Four out of five recent home buyers say they would consider refinancing within the next year if interest rates decrease, according to a TransUnion survey. This indicates that mortgage lenders should continue to actively market to these potential refinance candidates, said Satyan Merchant, senior vice president of mortgage and auto at TransUnion.

Despite a decline in interest rates earlier this year, rates have risen to 7% as of Oct. 28. With the presidential election approaching, some economists suggest this increase may be linked to expectations of a Trump victory and potential economic turbulence.

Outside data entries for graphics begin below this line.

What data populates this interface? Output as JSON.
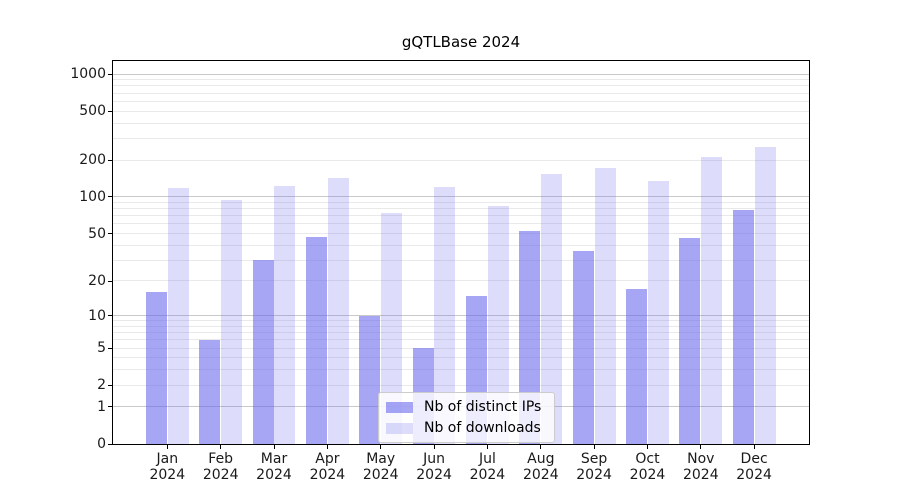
{
  "chart_data": {
    "type": "bar",
    "title": "gQTLBase 2024",
    "categories": [
      "Jan",
      "Feb",
      "Mar",
      "Apr",
      "May",
      "Jun",
      "Jul",
      "Aug",
      "Sep",
      "Oct",
      "Nov",
      "Dec"
    ],
    "year_label": "2024",
    "series": [
      {
        "name": "Nb of distinct IPs",
        "color": "rgba(102,102,238,0.58)",
        "values": [
          16,
          6,
          30,
          47,
          10,
          5,
          15,
          52,
          36,
          17,
          46,
          78
        ]
      },
      {
        "name": "Nb of downloads",
        "color": "rgba(102,102,238,0.22)",
        "values": [
          118,
          95,
          123,
          142,
          74,
          121,
          84,
          154,
          171,
          135,
          213,
          254
        ]
      }
    ],
    "yscale": "log1p",
    "ylim": [
      0,
      1270
    ],
    "yticks": [
      0,
      1,
      2,
      5,
      10,
      20,
      50,
      100,
      200,
      500,
      1000
    ],
    "grid": "on",
    "legend_position": "lower center inside",
    "colors": {
      "axis": "#000000",
      "major_grid": "#c9c9c9",
      "minor_grid": "#e9e9e9",
      "bar_dark": "#a6a6f3",
      "bar_light": "#ddddfa"
    }
  }
}
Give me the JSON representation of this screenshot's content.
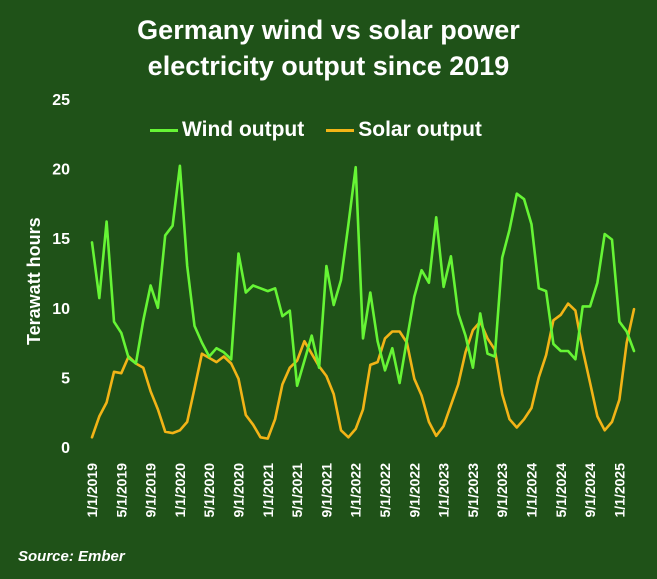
{
  "colors": {
    "background": "#1f5218",
    "wind": "#66f535",
    "solar": "#f2b417",
    "text": "#ffffff"
  },
  "chart_data": {
    "type": "line",
    "title": [
      "Germany wind vs solar power",
      "electricity output since 2019"
    ],
    "ylabel": "Terawatt hours",
    "xlabel": "",
    "ylim": [
      0,
      25
    ],
    "yticks": [
      0,
      5,
      10,
      15,
      20,
      25
    ],
    "grid": false,
    "legend": "top",
    "x_tick_labels": [
      "1/1/2019",
      "5/1/2019",
      "9/1/2019",
      "1/1/2020",
      "5/1/2020",
      "9/1/2020",
      "1/1/2021",
      "5/1/2021",
      "9/1/2021",
      "1/1/2022",
      "5/1/2022",
      "9/1/2022",
      "1/1/2023",
      "5/1/2023",
      "9/1/2023",
      "1/1/2024",
      "5/1/2024",
      "9/1/2024",
      "1/1/2025"
    ],
    "x_tick_every_months": 4,
    "start": "2019-01",
    "series": [
      {
        "name": "Wind output",
        "color": "#66f535",
        "values": [
          14.7,
          10.7,
          16.2,
          9.0,
          8.2,
          6.4,
          6.0,
          9.1,
          11.6,
          10.0,
          15.2,
          15.9,
          20.2,
          13.0,
          8.7,
          7.5,
          6.5,
          7.1,
          6.8,
          6.3,
          13.9,
          11.1,
          11.6,
          11.4,
          11.2,
          11.4,
          9.4,
          9.8,
          4.4,
          6.2,
          8.0,
          5.7,
          13.0,
          10.2,
          12.0,
          16.0,
          20.1,
          7.8,
          11.1,
          7.6,
          5.5,
          7.1,
          4.6,
          7.7,
          10.8,
          12.7,
          11.8,
          16.5,
          11.5,
          13.7,
          9.6,
          8.0,
          5.7,
          9.6,
          6.7,
          6.5,
          13.6,
          15.6,
          18.2,
          17.8,
          16.0,
          11.4,
          11.2,
          7.4,
          6.9,
          6.9,
          6.3,
          10.1,
          10.1,
          11.8,
          15.3,
          14.9,
          9.0,
          8.3,
          6.9
        ]
      },
      {
        "name": "Solar output",
        "color": "#f2b417",
        "values": [
          0.7,
          2.2,
          3.2,
          5.4,
          5.3,
          6.5,
          6.0,
          5.7,
          4.0,
          2.7,
          1.1,
          1.0,
          1.2,
          1.8,
          4.2,
          6.7,
          6.4,
          6.1,
          6.5,
          6.0,
          4.9,
          2.3,
          1.6,
          0.7,
          0.6,
          2.0,
          4.5,
          5.7,
          6.2,
          7.6,
          6.7,
          5.8,
          5.1,
          3.8,
          1.2,
          0.7,
          1.3,
          2.7,
          5.9,
          6.1,
          7.8,
          8.3,
          8.3,
          7.5,
          4.9,
          3.7,
          1.8,
          0.8,
          1.5,
          3.0,
          4.5,
          6.8,
          8.4,
          9.0,
          7.8,
          7.0,
          3.8,
          2.0,
          1.4,
          2.0,
          2.8,
          5.0,
          6.6,
          9.1,
          9.5,
          10.3,
          9.8,
          7.0,
          4.6,
          2.2,
          1.2,
          1.8,
          3.4,
          7.5,
          9.9
        ]
      }
    ]
  },
  "source": "Source: Ember"
}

TransUnion's report, based on responses from over 1,000 customers who obtained a mortgage in the past 24 months, found that 80% say their mortgage payment is straining their finances. The survey was conducted between Sept. 18 and Sept. 27.

"For many of these recent home buyers, their mortgage payment is their largest single payment each month," said Merchant in a press release. "The upside is that it is a payment that can be refinanced if the economic climate allows for it, and as interest rates begin to fall, this group of consumers should begin exploring this option."

Most borrowers surveyed (70%) said they would refinance for more favorable loan terms, while 67% cited better interest rates and 61% mentioned cash-out refinancing as motivating factors.

Nearly 90% of millennials indicated they would refinance in the next 12 months if rates decrease, with 77% of Gen Z respondents and 79% of Gen X expressing a similar interest in refinancing if the terms are favorable.

Mortgage application activity, specifically for refinances, has softened sizably

Refinance applications made up 43.1% of total applications for the week ending Oct. 25, according to the Mortgage Bankers Association, straying further from once accounting for the majority of activity.

The conditions could favor some mortgage industry players over others, a research note from  Keefe, Bruyette and Woods said."We continue to believe this backdrop is particularly negative for refi volume-sensitive names within our coverage (primarily Rocket)," wrote analysts, using the lender's stock symbol. "We prefer names which typically benefit more on a relative basis from higher purchase volumes."Pennymac Financial Services and United Wholesale Mortgage are listed as purchase market beneficiaries by the investment banking company.

Future outlook for refinance activity remains uncertain, though there are predictions that rates should fall below the 6% threshold sometime next year, which could amp up demand.

The MBA is forecasting an industry recovery that starts with $1.8 trillion in mortgage originations for 2024, up slightly from a recently revised $1.4 trillion in 2023. By 2025, projections put the annual number at $2.3 trillion and $2.5 trillion the following year.